Strong evidence supports use of noninvasive ventilation (NIV) for patients with respiratory distress from chronic obstructive pulmonary disease and heart failure – i.e., strong evidence conditions (SECs). A new study of patients hospitalised in California shows that most patients who received NIV did not have conditions with strong supporting evidence for its use, with wide institutional variation in patient selection for NIV.
"Surprisingly, we found that all patients, even those without an SEC, benefited from admission to hospitals with greater evidence-based utilisation of NIV, suggesting a 'hospital effect' that is synergistic with patient selection," the study authors write. "Future studies will be required to better understand how hospitals and physicians select patients to receive NIV and to identify specific practices that facilitate evidence-based use of NIV and improve NIV outcomes."
Despite potential harm from overuse of NIV among patients who are unlikely to benefit, use of NIV for conditions without strong supporting evidence has dramatically increased in the last two decades in the United States. However, whether clinical practice regarding optimal patient selection for the initiation of NIV at an institutional-level, and whether practice variation is associated with meaningful differences in outcomes, is unknown.
In this population-based study, researchers sought to characterise between-hospital variation in NIV utilisation for strong evidence-based conditions (COPD or HF) and evaluate associations between hospital rates of evidence-based NIV use and clinical outcomes. Using the California State Inpatient Database 2011, the research team identified adult patients who received NIV. Patients were considered to have an SEC for NIV if they had an acute exacerbation of COPD or heart failure. The team used multivariable hierarchical logistic regression to determine the association between hospital rates of NIV use for SECs and patient risk of NIV failure, i.e., need for invasive mechanical ventilation (IMV) after NIV.
The study's key findings include:
- Among 22,706 hospitalisations with NIV as the initial ventilatory strategy, 6,820 (30%) had SECs.
- Patients with SECs had lower risk of NIV failure than patients with weak evidence conditions (8.1 vs. 18.2%).
- Regardless of underlying diagnosis, patients admitted to hospitals with greater use of NIV for SECs had lower risk of NIV failure.
"While the etiology of increased mortality associated with NIV failure has not been fully elucidated, we speculate that patients who fail NIV may experience subtle but potentially rapid worsening (e.g., from aspiration or pooling of secretions) that may go unrecognised for a period of time.

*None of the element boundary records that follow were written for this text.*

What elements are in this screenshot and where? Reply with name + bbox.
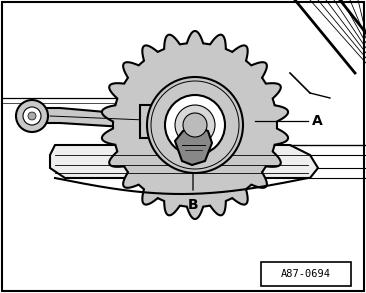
Text: A87-0694: A87-0694	[281, 269, 331, 279]
Polygon shape	[50, 145, 318, 178]
Circle shape	[147, 77, 243, 173]
Circle shape	[175, 105, 215, 145]
Polygon shape	[32, 108, 155, 128]
Polygon shape	[102, 31, 288, 219]
Circle shape	[183, 113, 207, 137]
FancyBboxPatch shape	[261, 262, 351, 286]
Text: B: B	[188, 198, 198, 212]
Polygon shape	[140, 105, 165, 138]
Text: A: A	[312, 114, 323, 128]
Circle shape	[28, 112, 36, 120]
Polygon shape	[175, 125, 212, 165]
Circle shape	[23, 107, 41, 125]
Circle shape	[165, 95, 225, 155]
Circle shape	[16, 100, 48, 132]
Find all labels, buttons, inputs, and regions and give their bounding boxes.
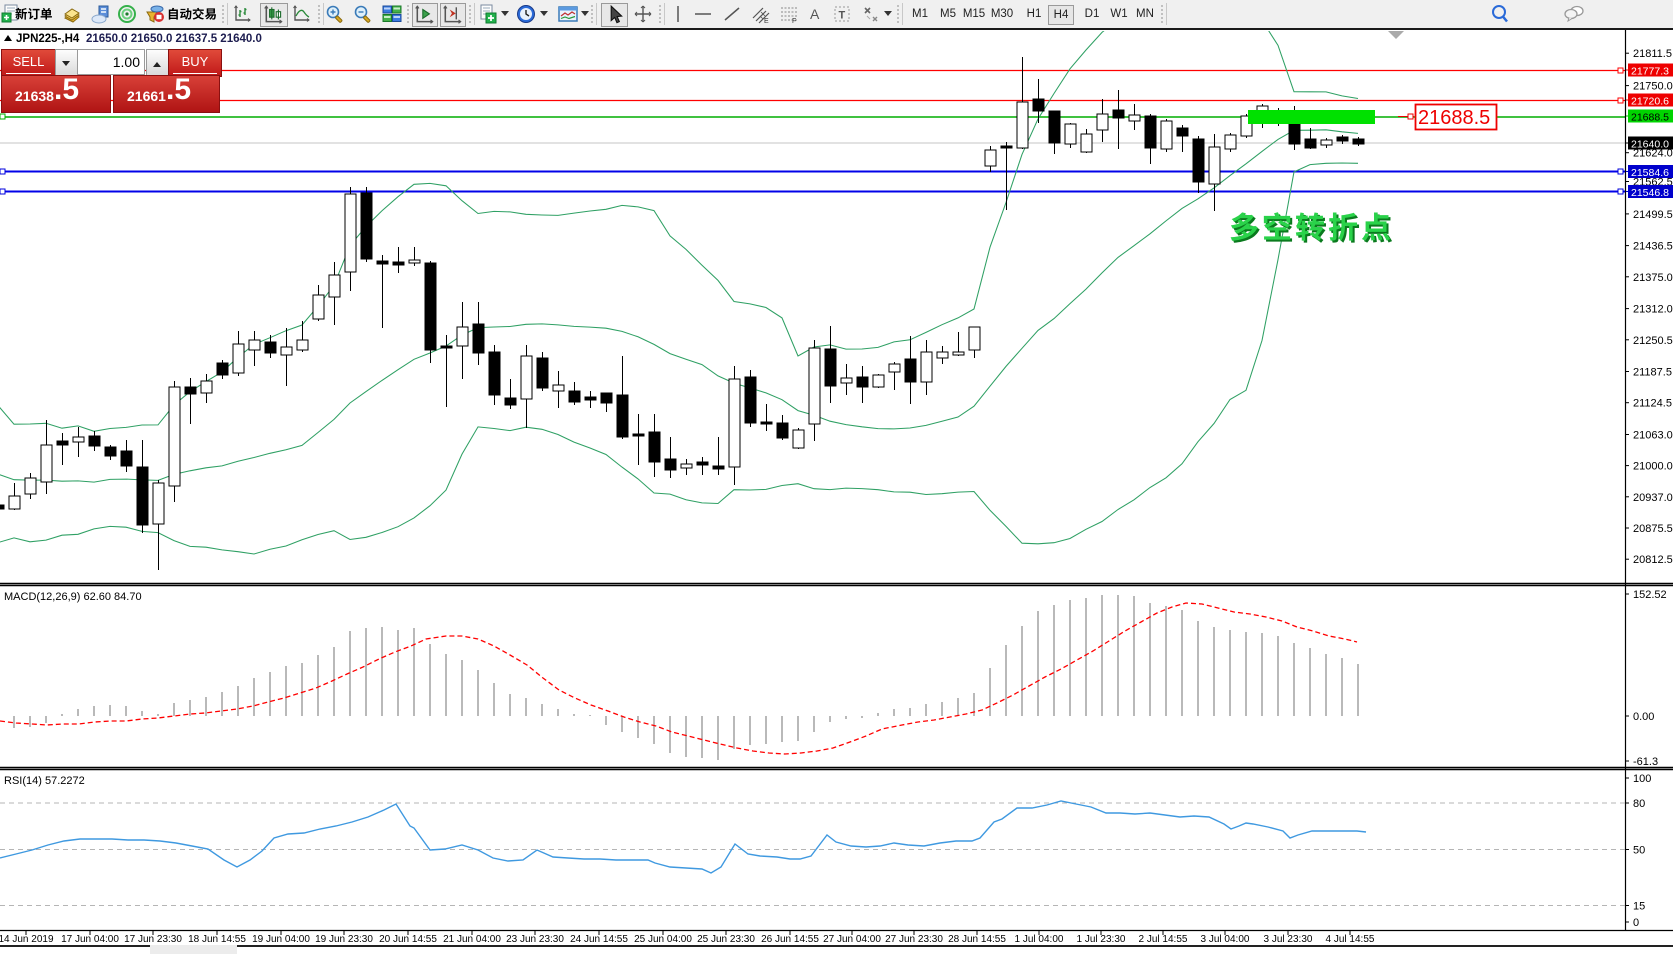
svg-text:21546.8: 21546.8 bbox=[1631, 187, 1669, 199]
svg-text:152.52: 152.52 bbox=[1633, 589, 1667, 601]
svg-text:21584.6: 21584.6 bbox=[1631, 167, 1669, 179]
svg-text:24 Jun 14:55: 24 Jun 14:55 bbox=[570, 934, 628, 945]
svg-text:26 Jun 14:55: 26 Jun 14:55 bbox=[761, 934, 819, 945]
svg-text:21375.0: 21375.0 bbox=[1633, 272, 1673, 284]
svg-text:21777.3: 21777.3 bbox=[1631, 66, 1669, 78]
svg-text:1 Jul 04:00: 1 Jul 04:00 bbox=[1015, 934, 1064, 945]
svg-text:3 Jul 23:30: 3 Jul 23:30 bbox=[1264, 934, 1313, 945]
svg-text:20875.5: 20875.5 bbox=[1633, 523, 1673, 535]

Additionally, recent work suggests that even with NIV, patients with significant respiratory distress still have significantly increased work of breathing as well as large swings in transpulmonary pressure that can contribute to worsening lung injury," the authors explain.
Another interesting finding is that even patients without an SEC benefited from admission to hospitals that used NIV more often for patients with SECs (Quartile 4 vs. Quartile 1 adjusted odds ratio for NIV failure = 0.68; 95% CI = 0.52–0.88).
"The beneficial effects of being admitted to a hospital with higher use of NIV for patients with strong evidence conditions persisted even in our subgroup analysis of patients without strong evidence conditions. For example, our observation would suggest that a patient with pneumonia who receives NIV would have improved outcomes at a hospital that tends to use NIV preferentially for patients with strong evidence conditions compared to hospitals with liberal use of NIV. This finding suggests a beneficial ‘hospital effect’ that has not previously been described," according to the authors.